Posté par atempodiblog le 14 novembre 2015

Delitto di Ancona, siamo “pronti” a che i nostri figli diventino assassini?
di Davide Tartaglia – Il Sussidiario.net

omicidio di ancona

“Ma chi è pronto ad affrontare l’impossibile che sta per verificarsi? Chi è pronto ad affrontare la tragedia e l’incomprensibilità del dolore? Nessuno. La tragedia dell’uomo impreparato alla tragedia: cioè la tragedia di tutti”.

Queste parole di Philip Roth, da Pastorale Americana, sono le prime che mi sono venute in mente di fronte allo strazio imponderabile che ha improvvisamente raggiunto una tranquilla famiglia di Ancona. Una famiglia per bene: Fabio Giacconi, quarantanovenne sottufficiale dell’Aeronautica, ridotto ad un’agonia ormai senza speranze, e Roberta Pierini, sua moglie, uccisa da due colpi di pistola esplosi dall’appena maggiorenne Antonio Tagliata, fidanzato della figlia Martina, ragazza di soli sedici anni e presunta complice del suo amato.

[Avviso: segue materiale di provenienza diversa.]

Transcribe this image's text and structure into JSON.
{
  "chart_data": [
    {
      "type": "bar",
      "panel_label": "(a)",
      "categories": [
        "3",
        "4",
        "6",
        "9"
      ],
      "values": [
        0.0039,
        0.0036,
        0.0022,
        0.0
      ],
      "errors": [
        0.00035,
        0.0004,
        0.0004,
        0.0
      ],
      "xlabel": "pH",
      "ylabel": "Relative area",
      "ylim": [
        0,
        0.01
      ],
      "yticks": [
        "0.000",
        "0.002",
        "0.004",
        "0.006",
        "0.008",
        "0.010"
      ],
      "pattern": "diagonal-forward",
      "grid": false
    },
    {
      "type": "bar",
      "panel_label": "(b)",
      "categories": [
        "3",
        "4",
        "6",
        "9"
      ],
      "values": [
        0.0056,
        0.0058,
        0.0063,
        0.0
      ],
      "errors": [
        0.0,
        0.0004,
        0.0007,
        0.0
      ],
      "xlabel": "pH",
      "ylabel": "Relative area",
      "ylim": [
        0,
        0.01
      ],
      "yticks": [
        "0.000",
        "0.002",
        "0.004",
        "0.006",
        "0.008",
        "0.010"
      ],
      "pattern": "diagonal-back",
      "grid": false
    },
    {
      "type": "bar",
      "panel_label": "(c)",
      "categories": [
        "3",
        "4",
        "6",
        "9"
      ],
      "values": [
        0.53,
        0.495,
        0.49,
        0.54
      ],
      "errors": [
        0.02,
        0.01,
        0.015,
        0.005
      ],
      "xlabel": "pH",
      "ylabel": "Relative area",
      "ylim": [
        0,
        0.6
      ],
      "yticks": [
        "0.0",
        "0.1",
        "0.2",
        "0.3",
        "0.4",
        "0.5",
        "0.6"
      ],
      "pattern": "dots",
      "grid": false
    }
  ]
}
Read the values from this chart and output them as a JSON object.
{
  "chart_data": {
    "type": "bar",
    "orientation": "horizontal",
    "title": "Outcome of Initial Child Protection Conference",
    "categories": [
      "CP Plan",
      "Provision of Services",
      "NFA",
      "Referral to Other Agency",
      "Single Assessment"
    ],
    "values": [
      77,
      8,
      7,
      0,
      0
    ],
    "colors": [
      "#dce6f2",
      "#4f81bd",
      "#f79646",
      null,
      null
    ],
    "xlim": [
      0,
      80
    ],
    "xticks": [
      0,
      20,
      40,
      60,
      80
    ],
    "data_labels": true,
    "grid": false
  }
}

Nel romanzo sopracitato dello scrittore statunitense, la follia omicida della giovane Merry si abbatte su un piccolo ufficio postale del paese uccidendo due uomini, come protesta contro l’insopportabile America degli anni sessanta, contro la guerra in Vietnam, probabilmente contro se stessa e la sua idiosincratica insicurezza, evidenziata da una balbuzie inguaribile. Probabilmente verso suo padre Seymour Levov, il padre perfetto, l’uomo che incarnava il sogno americano del successo, della tranquillità familiare, del benessere come paradiso terrestre. Quello del vecchio Levov è un risveglio brusco. La follia omicida della giovane figlia lo costringe a fare i conti con la morte, con l’imprevedibilità del destino, innanzitutto con la domanda di senso sul dolore, sul tempo, sul nulla. Domande che il vecchio aveva definitivamente espulso dalla sua vita programmata, costruita e oliata alla perfezione.

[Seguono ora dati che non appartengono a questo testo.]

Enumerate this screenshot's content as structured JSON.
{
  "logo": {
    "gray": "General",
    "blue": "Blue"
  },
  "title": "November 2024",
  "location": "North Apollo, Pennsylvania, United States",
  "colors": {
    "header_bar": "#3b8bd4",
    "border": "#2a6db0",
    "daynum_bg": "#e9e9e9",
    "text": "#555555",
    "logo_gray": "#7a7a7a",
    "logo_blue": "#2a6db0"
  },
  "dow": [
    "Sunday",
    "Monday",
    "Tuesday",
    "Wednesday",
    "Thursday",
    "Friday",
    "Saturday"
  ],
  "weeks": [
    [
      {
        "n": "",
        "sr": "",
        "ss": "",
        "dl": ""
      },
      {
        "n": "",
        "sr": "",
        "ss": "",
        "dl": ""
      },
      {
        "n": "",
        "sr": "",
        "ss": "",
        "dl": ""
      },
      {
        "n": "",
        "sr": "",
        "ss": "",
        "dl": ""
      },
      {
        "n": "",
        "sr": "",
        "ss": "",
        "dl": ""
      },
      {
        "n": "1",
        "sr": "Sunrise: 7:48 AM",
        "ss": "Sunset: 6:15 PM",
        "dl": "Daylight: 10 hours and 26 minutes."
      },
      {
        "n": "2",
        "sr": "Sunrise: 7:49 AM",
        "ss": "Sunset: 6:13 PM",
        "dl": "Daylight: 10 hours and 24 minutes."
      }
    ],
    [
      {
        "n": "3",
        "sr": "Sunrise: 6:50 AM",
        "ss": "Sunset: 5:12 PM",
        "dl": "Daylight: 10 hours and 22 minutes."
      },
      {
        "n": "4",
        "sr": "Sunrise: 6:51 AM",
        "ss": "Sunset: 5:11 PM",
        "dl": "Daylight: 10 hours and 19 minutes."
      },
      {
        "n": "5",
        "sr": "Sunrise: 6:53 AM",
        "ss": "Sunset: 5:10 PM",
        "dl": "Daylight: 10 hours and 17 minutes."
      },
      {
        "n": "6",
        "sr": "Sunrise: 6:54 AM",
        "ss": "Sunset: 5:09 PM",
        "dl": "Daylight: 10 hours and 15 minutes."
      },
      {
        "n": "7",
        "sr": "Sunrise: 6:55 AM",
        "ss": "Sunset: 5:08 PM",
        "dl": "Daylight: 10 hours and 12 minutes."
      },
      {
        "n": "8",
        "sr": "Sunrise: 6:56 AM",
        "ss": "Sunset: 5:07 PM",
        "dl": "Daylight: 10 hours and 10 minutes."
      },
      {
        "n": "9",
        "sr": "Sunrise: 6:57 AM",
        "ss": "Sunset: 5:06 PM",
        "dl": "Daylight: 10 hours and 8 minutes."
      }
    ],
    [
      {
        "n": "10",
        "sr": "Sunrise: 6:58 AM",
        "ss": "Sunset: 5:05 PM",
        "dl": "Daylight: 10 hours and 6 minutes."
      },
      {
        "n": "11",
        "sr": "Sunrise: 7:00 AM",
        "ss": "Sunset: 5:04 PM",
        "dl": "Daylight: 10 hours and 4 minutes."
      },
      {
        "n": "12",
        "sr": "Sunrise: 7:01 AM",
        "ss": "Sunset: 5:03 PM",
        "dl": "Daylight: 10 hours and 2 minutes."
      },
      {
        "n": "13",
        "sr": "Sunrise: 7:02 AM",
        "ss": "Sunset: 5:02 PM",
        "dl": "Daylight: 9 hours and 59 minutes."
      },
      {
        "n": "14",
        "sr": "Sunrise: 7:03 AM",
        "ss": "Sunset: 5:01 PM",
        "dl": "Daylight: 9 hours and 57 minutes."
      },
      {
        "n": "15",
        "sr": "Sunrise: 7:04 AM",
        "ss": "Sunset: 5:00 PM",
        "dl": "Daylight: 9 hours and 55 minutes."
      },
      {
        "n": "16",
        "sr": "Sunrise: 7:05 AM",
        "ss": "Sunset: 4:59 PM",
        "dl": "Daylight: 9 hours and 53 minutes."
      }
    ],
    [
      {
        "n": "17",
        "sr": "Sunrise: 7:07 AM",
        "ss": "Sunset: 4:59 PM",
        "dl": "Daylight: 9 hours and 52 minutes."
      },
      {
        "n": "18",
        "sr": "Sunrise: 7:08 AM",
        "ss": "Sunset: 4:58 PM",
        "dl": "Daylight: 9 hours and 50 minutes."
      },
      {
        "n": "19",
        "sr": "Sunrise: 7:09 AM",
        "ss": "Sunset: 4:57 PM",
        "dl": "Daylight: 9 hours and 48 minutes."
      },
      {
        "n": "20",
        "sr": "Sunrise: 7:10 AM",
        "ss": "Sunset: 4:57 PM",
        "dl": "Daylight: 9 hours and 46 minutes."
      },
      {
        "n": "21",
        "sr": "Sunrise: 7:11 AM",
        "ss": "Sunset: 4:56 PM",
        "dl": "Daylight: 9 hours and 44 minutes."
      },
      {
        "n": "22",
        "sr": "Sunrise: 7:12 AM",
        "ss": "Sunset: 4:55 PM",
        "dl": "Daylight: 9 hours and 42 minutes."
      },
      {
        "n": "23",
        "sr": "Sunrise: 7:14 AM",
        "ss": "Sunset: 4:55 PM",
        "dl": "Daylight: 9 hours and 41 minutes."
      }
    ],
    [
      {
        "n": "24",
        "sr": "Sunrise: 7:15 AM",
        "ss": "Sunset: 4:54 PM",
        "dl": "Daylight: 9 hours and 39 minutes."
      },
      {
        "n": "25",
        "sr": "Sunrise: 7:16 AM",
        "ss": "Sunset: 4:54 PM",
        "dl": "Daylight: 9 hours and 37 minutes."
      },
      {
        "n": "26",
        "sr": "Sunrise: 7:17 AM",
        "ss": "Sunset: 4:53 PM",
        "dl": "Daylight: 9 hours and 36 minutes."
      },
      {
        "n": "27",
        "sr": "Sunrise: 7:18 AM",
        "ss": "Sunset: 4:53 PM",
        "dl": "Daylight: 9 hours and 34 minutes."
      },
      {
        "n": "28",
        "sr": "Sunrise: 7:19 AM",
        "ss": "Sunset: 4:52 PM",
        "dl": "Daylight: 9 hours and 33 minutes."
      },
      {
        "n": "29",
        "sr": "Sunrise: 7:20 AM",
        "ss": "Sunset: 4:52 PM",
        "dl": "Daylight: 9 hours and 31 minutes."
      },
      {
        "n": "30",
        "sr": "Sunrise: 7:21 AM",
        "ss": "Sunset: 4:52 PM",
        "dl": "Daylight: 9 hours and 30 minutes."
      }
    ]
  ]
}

Ma nemmeno questa possibilità è stata concessa alla coppia di mezz’età marchigiana. Il giovane Tagliata, quello che sarebbe potuto essere il loro genero, il loro unico genero, li ha lasciati in una pozza di sangue senza nemmeno il tempo di porsi quell’ultima domanda, quella più terribile ed essenziale: “cosa ci facciamo qui?”, “a chi abbiamo dato la nostra vita?”, “a chi affidare quest’ultimo respiro?”.

Forse a Fabio, in coma irreversibile, sarà dato il tempo di quest’ultimo passo, il tempo di un’ultimo barlume di coscienza nel pallore delle mura dell’ospedale. Fabio, come tutti i padri del mondo, desiderava il meglio per la sua bambina. Fabio, come i padri di tutti i tempi, desiderava il miglior uomo al fianco della sua piccola. E forse Antonio non rispondeva proprio al canone del maresciallo. Il ragazzo di cui si era innamorata la giovane Martina aveva alle spalle una famiglia turbolenta, un passato oscuro. Forse troppo oscuro da sopportare anche per un ragazzo dalla scorza tanto apparentemente dura quanto profondamente fragile come Antonio.

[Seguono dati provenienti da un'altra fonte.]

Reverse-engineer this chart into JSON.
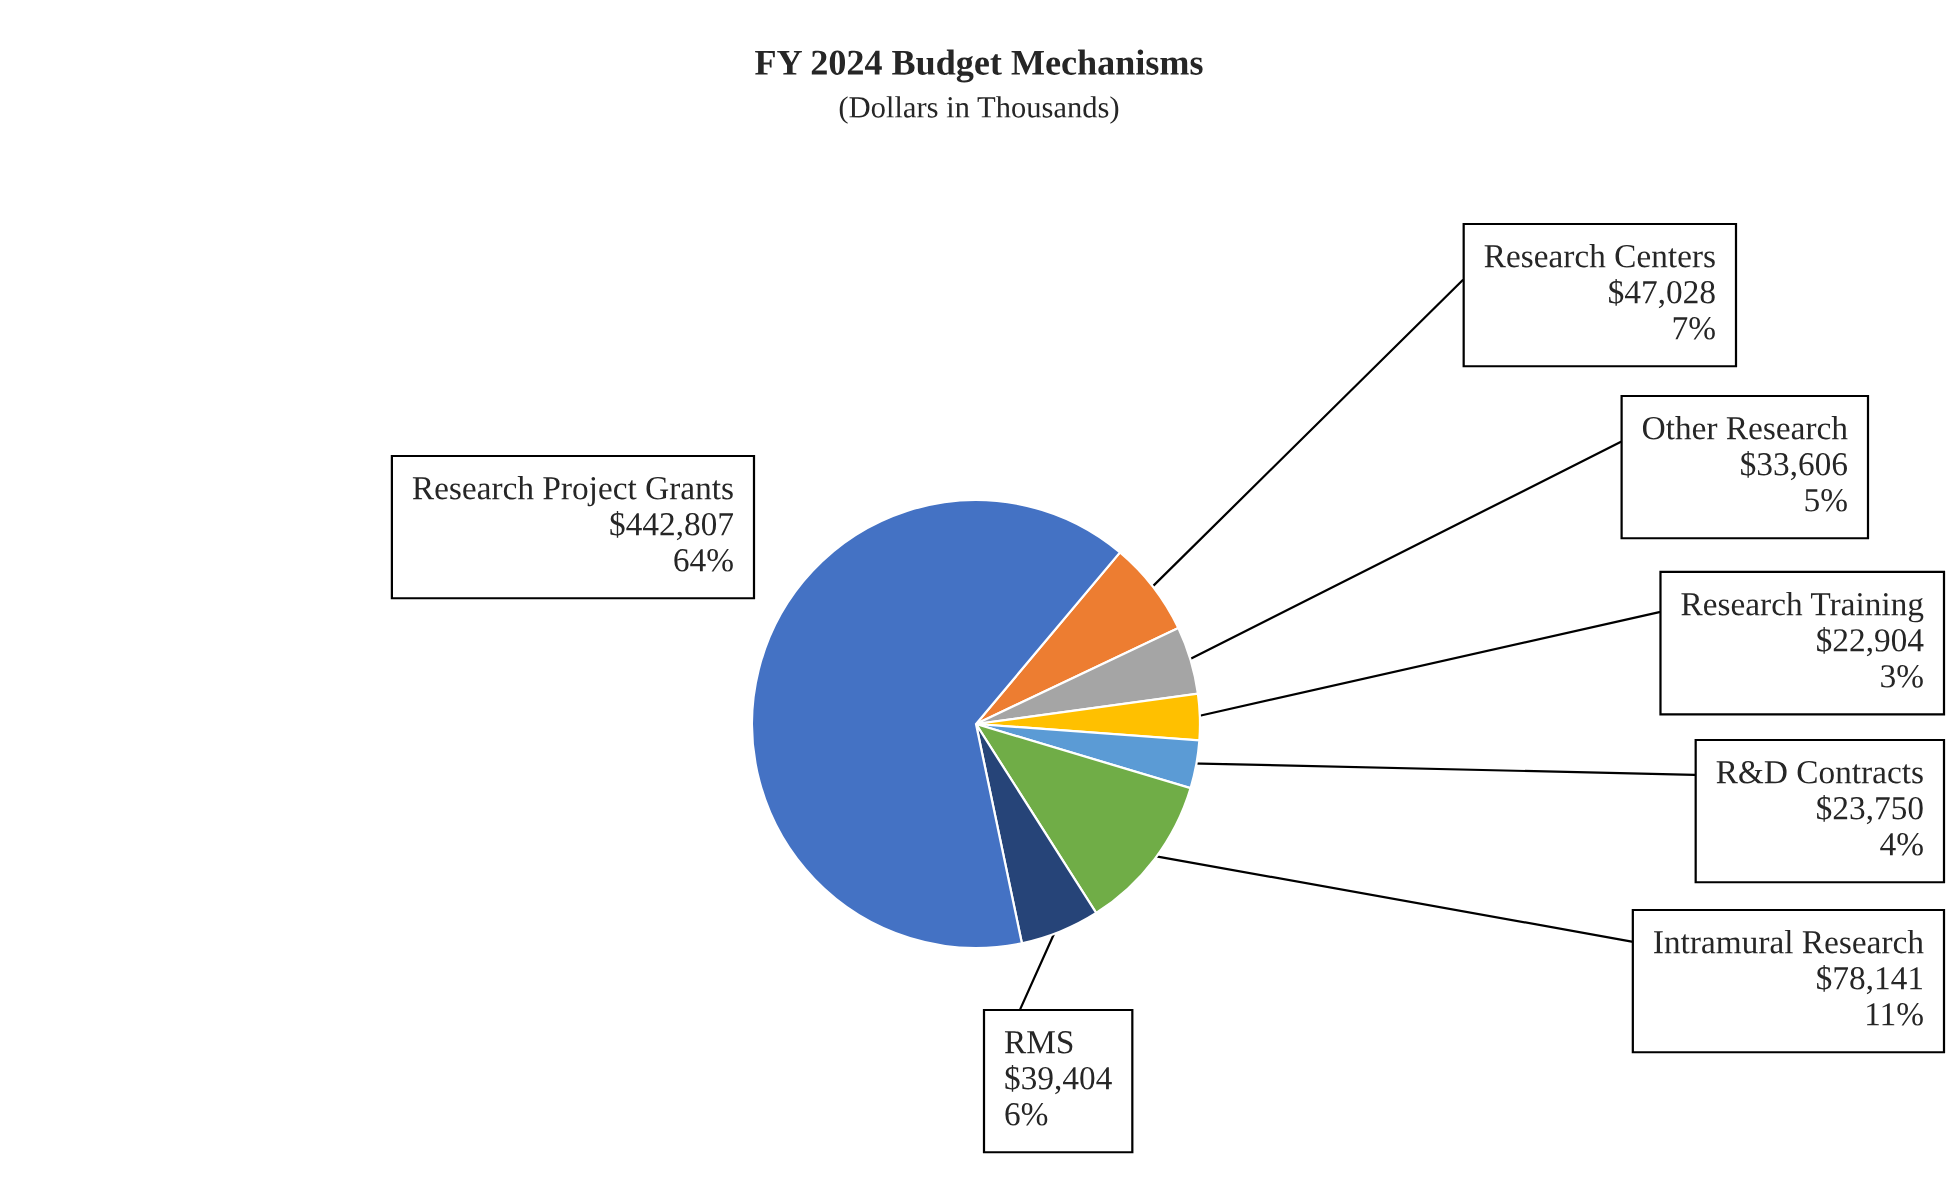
{
  "chart_data": {
    "type": "pie",
    "title": "FY 2024 Budget Mechanisms",
    "subtitle": "(Dollars in Thousands)",
    "categories": [
      "Research Centers",
      "Other Research",
      "Research Training",
      "R&D Contracts",
      "Intramural Research",
      "RMS",
      "Research Project Grants"
    ],
    "values": [
      47028,
      33606,
      22904,
      23750,
      78141,
      39404,
      442807
    ],
    "colors": [
      "#ed7d31",
      "#a5a5a5",
      "#ffc000",
      "#5b9bd5",
      "#70ad47",
      "#264478",
      "#4472c4"
    ],
    "value_labels": [
      "$47,028\n7%",
      "$33,606\n5%",
      "$22,904\n3%",
      "$23,750\n4%",
      "$78,141\n11%",
      "$39,404\n6%",
      "$442,807\n64%"
    ],
    "legend": false
  }
}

Antonio Tagliata ha i capelli da bullo della scuola, da chi si difende da solo dai colpi della vita, e come unica arma ha le nocche della mano che allena con la boxe; e chissà, chissà cos’aveva visto negli occhi di Martina, chissà quale possibilità, chissà quale destino lontano dalla durezza della strada e dalla violenza a cui il padre l’aveva abituato. Lo stesso destino che ognuno di noi ha immaginato dentro ogni amore, anche quello più passeggero e flebile, anche dentro l’infatuazione adolescenziale che durava appena gli ultimi venti giorni di agosto. Ma sarebbero stati felici, ne erano certi Antonio e Martina. Perlomeno erano certi che avrebbero fatto di tutto per esserlo, lo esigevano a tutti i costi. Lo esigeva il loro amore. Lo esigeva la loro libertà impazzita. Fino al corto circuito. Fino a quell’insana idea, che come un virus avrà assalito l’intreccio amoroso dei giovani. Una linea sottile, superata la quale l’io sembra diventare onnipotente, padrone ultimo di sé e dell’altro: “uccidiamoli, saremo finalmente liberi, io e te. E nessun altro. Poi ce ne andremo, senza sapere bene né dove, né come, né quando”.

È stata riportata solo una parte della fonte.